在一个示例中,控制器可实时监测数据输入端是否接收到待补偿显示数据,当数据输入端接收到待补偿显示数据时,实时获取到待补偿显示数据。
步骤S220,对待补偿显示数据进行图像识别处理,得到显示特征信息。
显示特征信息可包括显示边界信息。控制器可对待补偿显示数据进行图像识别处理,例如控制器可对待补偿显示数据的边界形状进行识别处理,进而可得到相应的显示特征信息。又如,控制器可对待补偿显示数据的灰阶进行识别处理,进而可得知待补偿显示数据的画面灰阶数据。
步骤S230,在显示特征信息满足画面补偿条件时,对待补偿显示数据进行处理,得到面板负载系数。
控制器可将处理得到的显示特征信息与预设特性信息进行比对处理,根据处理的结果,在显示特征信息满足画面补偿条件时进行画面的负载能力估算,即将待补偿显示数据进行负载计算处理,进而得到相应的面板负载系数。其中面板负载系数为常数。面板负载系数可用来指示对应待补偿显示数据的画面负载情况。

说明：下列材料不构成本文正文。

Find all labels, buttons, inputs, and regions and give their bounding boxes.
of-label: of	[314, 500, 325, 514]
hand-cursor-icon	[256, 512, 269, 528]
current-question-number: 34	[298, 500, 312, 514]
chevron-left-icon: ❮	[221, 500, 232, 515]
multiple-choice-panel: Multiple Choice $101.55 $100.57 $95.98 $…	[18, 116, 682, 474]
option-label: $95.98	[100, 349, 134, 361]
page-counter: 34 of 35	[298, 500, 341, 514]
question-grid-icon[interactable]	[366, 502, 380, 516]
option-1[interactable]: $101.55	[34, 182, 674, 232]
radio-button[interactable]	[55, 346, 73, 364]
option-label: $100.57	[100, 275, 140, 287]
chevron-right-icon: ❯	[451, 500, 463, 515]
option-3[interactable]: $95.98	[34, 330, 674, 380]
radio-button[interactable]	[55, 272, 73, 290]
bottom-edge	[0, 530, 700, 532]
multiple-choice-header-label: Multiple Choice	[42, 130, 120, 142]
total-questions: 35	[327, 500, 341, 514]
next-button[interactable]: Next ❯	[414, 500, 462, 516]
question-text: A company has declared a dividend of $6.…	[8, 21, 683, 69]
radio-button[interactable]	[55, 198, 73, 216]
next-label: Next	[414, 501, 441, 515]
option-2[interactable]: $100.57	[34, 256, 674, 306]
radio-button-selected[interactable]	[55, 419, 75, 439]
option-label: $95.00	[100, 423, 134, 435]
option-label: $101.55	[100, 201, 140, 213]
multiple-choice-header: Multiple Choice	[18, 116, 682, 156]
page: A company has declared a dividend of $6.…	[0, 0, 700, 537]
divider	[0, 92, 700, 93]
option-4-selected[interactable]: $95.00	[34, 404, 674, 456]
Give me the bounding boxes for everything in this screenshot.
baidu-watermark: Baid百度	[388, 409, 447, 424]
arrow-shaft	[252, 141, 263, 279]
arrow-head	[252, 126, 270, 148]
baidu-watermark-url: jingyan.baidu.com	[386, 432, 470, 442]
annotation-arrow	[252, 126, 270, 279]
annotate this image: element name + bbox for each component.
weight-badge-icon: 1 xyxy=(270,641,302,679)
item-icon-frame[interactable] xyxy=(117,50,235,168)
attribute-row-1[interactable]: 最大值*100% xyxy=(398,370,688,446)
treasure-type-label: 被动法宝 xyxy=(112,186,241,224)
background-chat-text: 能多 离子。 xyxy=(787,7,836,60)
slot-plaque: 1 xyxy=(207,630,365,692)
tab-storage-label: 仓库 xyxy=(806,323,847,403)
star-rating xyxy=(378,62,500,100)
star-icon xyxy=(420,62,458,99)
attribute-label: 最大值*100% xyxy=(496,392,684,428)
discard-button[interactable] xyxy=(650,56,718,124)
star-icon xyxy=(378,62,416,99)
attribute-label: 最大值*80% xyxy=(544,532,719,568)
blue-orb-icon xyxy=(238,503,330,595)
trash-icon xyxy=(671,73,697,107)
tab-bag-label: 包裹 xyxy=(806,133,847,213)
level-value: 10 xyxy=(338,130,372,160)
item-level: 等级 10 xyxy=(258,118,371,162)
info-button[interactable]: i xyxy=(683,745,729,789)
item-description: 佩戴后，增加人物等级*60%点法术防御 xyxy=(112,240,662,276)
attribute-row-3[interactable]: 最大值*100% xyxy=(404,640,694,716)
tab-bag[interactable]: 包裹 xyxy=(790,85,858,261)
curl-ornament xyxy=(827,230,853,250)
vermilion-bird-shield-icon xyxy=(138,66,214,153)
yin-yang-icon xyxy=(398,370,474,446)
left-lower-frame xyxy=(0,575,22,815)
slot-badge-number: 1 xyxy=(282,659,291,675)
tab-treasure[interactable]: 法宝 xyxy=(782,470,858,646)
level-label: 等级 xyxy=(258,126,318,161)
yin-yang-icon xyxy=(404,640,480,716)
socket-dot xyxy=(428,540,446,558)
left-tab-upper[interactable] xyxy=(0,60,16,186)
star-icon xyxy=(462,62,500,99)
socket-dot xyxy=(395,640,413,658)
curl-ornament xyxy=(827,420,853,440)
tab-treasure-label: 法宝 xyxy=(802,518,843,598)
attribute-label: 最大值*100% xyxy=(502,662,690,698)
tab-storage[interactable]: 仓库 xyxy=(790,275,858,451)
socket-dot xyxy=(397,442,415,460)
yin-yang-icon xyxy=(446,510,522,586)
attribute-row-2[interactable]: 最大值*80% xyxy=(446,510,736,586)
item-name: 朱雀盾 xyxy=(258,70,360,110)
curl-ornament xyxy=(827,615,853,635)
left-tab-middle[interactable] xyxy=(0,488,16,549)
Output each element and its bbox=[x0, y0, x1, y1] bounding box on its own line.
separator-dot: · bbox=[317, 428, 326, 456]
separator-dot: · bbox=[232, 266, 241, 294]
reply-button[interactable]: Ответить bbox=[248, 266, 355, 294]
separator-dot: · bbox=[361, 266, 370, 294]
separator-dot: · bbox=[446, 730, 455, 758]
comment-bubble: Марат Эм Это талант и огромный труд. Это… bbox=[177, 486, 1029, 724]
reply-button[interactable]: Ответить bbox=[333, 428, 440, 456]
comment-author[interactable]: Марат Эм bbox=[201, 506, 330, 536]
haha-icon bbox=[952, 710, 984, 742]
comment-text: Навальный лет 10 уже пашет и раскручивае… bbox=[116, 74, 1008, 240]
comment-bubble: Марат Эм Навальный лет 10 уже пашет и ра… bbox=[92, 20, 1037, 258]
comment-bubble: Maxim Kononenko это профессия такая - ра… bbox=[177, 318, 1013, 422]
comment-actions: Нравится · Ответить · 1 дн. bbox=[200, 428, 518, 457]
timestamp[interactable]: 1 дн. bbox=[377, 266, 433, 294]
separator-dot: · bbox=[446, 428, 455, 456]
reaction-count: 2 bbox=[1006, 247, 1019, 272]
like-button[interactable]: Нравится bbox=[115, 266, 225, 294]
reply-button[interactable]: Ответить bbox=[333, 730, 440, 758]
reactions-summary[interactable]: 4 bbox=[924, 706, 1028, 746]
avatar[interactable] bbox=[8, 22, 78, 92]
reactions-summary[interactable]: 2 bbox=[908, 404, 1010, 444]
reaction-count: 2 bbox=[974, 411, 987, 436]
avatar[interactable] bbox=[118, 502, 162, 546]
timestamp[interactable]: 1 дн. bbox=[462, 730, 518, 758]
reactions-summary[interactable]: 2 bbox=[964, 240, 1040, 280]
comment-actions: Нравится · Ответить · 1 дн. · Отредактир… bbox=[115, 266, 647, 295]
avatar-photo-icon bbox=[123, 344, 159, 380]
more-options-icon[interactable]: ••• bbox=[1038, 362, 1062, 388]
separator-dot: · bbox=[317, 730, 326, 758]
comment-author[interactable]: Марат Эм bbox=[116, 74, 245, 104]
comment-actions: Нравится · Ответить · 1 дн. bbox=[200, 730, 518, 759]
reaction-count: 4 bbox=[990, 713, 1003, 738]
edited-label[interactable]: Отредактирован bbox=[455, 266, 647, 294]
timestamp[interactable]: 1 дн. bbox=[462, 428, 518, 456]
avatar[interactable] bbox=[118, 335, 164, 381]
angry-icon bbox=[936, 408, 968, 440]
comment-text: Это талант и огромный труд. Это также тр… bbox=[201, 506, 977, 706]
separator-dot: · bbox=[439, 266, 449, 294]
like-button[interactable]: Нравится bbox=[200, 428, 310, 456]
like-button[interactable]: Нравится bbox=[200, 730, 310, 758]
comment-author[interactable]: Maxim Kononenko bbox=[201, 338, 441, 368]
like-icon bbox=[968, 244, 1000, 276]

示例性,控制器可将显示特征信息包括的显示边界信息与预设边界信息进行比对处理,判断显示边界信息的完整性和规律性。例如若显示边界信息无明显边界,则表示显示边界信息的完整性低;若显示边界信息复杂无规律,则表示显示边界信息的规律性低。控制器在检测到显示边界信息的完整性大于预设阈值,且显示边界信息的规律性大于预设阈值时,则判定显示特征信息满足画面补偿条件,则将待补偿显示数据进行处理,进而可得到面板负载系数。
需要说明的是,预设边界信息可预先存储在数据库中,当需要对待补偿显示数据进行负载判定处理时,控制器可根据显示特征信息,查询数据库,根据查询比对结果,判定显示特征信息是否满足画面补偿调节。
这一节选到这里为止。